Through childhood, college and work, the diversity that you come across in India empowers you to accept differences and to work and learn from them. Bias is not absent. But bias, more often than not, is based on personal experiences, good and bad, rather than on genetics or geography. So with this set of values and perceptions I started my journey towards earning an MBA in the United States. The first step was marked by breaking away from my comfort zone and moving away from my people, my family and my friends.

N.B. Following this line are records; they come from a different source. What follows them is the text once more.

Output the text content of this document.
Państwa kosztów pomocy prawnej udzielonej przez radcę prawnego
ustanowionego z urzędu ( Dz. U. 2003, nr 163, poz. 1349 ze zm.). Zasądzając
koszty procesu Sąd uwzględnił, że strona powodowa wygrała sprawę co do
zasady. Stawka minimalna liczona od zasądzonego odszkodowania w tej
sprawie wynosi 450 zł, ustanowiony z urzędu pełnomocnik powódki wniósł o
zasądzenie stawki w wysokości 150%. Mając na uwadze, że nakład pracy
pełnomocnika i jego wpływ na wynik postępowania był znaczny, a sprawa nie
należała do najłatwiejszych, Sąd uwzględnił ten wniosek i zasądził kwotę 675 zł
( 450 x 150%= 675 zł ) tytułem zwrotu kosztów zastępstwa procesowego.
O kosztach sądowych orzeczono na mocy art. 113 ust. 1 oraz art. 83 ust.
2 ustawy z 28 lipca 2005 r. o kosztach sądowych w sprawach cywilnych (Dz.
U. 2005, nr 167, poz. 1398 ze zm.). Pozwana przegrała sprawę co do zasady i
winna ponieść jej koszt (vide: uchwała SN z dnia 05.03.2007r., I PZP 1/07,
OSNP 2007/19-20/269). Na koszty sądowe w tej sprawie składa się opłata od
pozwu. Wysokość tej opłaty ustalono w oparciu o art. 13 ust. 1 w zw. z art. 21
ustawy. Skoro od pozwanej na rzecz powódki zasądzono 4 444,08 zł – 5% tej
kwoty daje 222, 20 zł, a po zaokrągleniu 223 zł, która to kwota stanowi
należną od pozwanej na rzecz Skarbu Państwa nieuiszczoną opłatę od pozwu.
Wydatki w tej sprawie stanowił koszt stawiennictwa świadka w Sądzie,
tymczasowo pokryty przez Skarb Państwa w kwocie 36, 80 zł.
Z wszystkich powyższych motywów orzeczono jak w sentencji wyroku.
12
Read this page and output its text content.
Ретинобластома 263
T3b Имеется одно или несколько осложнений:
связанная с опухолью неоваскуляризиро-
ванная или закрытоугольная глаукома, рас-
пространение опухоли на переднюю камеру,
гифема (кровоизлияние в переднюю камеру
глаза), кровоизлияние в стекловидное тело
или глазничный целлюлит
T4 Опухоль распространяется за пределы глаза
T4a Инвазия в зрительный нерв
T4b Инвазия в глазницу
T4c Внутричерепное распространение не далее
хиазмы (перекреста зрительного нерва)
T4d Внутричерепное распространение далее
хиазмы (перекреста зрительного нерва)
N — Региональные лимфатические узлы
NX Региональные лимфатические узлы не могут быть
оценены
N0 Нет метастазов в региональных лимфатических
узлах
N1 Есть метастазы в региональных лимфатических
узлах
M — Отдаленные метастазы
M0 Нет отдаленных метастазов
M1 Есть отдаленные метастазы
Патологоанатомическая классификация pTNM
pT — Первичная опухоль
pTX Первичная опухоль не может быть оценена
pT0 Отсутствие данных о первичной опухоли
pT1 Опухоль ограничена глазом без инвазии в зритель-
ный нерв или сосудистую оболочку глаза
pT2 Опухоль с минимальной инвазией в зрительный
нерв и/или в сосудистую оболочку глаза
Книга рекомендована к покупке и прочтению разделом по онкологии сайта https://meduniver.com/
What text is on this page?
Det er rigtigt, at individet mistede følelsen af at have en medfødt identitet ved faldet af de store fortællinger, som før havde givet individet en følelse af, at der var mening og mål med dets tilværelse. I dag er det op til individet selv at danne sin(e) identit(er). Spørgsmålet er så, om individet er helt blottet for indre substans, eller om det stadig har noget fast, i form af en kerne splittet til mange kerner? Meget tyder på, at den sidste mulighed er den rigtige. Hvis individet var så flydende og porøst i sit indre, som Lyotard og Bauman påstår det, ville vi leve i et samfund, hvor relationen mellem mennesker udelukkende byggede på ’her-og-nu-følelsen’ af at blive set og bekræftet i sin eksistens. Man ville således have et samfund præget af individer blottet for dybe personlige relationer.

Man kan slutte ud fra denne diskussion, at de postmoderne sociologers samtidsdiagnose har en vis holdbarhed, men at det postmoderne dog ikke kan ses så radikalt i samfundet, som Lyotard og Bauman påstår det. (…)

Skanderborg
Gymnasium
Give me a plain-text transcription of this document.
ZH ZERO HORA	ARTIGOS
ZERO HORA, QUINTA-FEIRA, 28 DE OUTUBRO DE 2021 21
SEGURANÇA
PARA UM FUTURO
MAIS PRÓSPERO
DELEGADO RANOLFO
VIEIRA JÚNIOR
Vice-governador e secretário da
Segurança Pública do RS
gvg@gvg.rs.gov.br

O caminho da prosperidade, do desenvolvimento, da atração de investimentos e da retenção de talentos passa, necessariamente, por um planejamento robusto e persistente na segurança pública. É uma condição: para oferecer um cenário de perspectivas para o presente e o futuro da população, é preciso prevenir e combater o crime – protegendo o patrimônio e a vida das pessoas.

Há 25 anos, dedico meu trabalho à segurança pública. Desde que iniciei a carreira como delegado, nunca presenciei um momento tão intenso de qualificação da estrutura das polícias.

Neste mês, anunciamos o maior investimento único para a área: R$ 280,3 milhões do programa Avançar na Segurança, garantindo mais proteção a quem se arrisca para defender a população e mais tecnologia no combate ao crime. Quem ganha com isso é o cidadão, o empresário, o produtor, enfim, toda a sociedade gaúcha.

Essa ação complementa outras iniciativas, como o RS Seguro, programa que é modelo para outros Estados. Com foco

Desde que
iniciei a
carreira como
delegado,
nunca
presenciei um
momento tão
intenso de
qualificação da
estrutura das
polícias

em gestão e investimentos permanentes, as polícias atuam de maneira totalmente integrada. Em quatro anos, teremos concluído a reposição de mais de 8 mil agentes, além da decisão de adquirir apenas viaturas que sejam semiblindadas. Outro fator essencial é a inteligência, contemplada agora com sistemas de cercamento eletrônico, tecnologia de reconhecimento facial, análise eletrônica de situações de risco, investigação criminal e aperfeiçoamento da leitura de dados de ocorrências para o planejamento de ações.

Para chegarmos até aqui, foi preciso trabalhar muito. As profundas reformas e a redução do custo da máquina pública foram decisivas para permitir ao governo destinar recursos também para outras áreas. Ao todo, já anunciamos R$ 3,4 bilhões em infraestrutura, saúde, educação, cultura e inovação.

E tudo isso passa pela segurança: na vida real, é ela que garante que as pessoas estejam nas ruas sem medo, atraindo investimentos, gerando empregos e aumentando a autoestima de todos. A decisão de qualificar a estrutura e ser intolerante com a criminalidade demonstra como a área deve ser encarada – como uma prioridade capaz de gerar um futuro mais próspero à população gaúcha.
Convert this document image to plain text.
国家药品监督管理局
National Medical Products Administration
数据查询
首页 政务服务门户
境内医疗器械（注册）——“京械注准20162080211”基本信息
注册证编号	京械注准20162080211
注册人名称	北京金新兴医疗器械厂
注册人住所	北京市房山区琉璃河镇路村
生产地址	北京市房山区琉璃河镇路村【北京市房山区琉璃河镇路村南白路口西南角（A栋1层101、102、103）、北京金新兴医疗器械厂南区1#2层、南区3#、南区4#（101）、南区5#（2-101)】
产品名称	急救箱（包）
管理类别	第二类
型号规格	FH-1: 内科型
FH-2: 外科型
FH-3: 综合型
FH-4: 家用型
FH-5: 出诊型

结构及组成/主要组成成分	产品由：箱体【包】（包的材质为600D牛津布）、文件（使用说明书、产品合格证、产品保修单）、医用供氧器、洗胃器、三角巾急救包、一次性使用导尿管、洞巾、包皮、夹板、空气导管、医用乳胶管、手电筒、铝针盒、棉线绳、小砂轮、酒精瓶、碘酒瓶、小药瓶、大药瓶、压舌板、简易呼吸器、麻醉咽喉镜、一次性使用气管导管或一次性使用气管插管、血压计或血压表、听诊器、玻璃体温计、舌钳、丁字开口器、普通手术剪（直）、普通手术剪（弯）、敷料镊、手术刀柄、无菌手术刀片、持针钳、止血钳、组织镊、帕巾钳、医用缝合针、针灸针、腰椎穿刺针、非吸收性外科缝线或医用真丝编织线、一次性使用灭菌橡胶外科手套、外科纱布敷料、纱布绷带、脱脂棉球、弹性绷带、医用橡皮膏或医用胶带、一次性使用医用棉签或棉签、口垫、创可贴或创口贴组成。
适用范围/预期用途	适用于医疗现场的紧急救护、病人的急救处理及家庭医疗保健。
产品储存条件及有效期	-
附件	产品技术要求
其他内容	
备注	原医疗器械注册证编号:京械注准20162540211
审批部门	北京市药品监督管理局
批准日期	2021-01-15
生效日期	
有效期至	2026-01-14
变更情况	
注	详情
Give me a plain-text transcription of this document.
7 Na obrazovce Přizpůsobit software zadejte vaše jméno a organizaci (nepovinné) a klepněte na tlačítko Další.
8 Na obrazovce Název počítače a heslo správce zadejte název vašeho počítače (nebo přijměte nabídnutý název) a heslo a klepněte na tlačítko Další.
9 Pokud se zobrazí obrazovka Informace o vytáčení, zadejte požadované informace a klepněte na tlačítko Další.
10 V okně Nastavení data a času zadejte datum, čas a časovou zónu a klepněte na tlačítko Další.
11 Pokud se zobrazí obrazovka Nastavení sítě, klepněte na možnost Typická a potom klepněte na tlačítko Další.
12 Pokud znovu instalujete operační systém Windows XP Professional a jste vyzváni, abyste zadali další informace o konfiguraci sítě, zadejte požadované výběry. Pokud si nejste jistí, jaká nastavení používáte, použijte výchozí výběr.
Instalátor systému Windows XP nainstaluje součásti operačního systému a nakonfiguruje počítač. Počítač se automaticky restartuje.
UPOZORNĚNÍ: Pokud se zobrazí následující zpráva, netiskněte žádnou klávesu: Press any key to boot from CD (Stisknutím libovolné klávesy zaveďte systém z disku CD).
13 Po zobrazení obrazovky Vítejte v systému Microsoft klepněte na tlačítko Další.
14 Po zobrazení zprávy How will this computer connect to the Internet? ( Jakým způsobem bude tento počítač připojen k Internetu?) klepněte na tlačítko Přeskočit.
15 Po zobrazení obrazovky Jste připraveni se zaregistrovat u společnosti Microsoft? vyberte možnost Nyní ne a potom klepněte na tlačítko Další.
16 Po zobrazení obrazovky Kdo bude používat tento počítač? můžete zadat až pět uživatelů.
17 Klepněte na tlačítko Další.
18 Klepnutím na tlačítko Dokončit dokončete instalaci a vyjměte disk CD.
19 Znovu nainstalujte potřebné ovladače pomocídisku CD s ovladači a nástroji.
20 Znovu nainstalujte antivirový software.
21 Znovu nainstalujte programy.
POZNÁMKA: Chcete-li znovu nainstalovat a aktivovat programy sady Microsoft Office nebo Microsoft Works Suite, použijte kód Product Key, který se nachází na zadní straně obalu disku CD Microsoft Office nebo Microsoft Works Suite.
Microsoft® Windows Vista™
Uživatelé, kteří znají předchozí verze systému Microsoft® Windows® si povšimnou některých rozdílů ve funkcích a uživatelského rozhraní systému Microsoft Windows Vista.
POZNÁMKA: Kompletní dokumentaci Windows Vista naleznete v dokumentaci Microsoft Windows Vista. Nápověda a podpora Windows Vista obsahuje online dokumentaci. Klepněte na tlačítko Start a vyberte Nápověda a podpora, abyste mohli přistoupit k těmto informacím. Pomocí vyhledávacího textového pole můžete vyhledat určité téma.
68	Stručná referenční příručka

It has been 8 months since I stepped on this soil, and from the moment I arrived at JFK airport until the time I walked into class, I have felt a sense of discovery, a strange feeling of walking into something new each time. There are so many facets in this country that are unique and intriguing. The subtle signs that each place and each landmark conveys has left a mark in my memory. For instance, on my drive from New York City to Drexel University, I was scared and anxious about staying at a new place, meeting people from different nationalities and working with them. The same thoughts that excited me at the Indian airport were now transitioning into anxiety, and amidst the cyclone of thoughts, I looked out of the car window and my eyes fixated on a “LOVE” sign in a park. This sign settled the mental cyclone and managed to get a smile. Something led me to believe that I was heading in the right direction and had nothing to fear. I will never forget that moment and the comforting feeling it gave me. With so many varieties in nearly everything from climates to foods, from cultures to cars, from museums to pubs, I am living in an extension of my culture in a way that resonates with the thought that defines India – “Unity in Diversity.”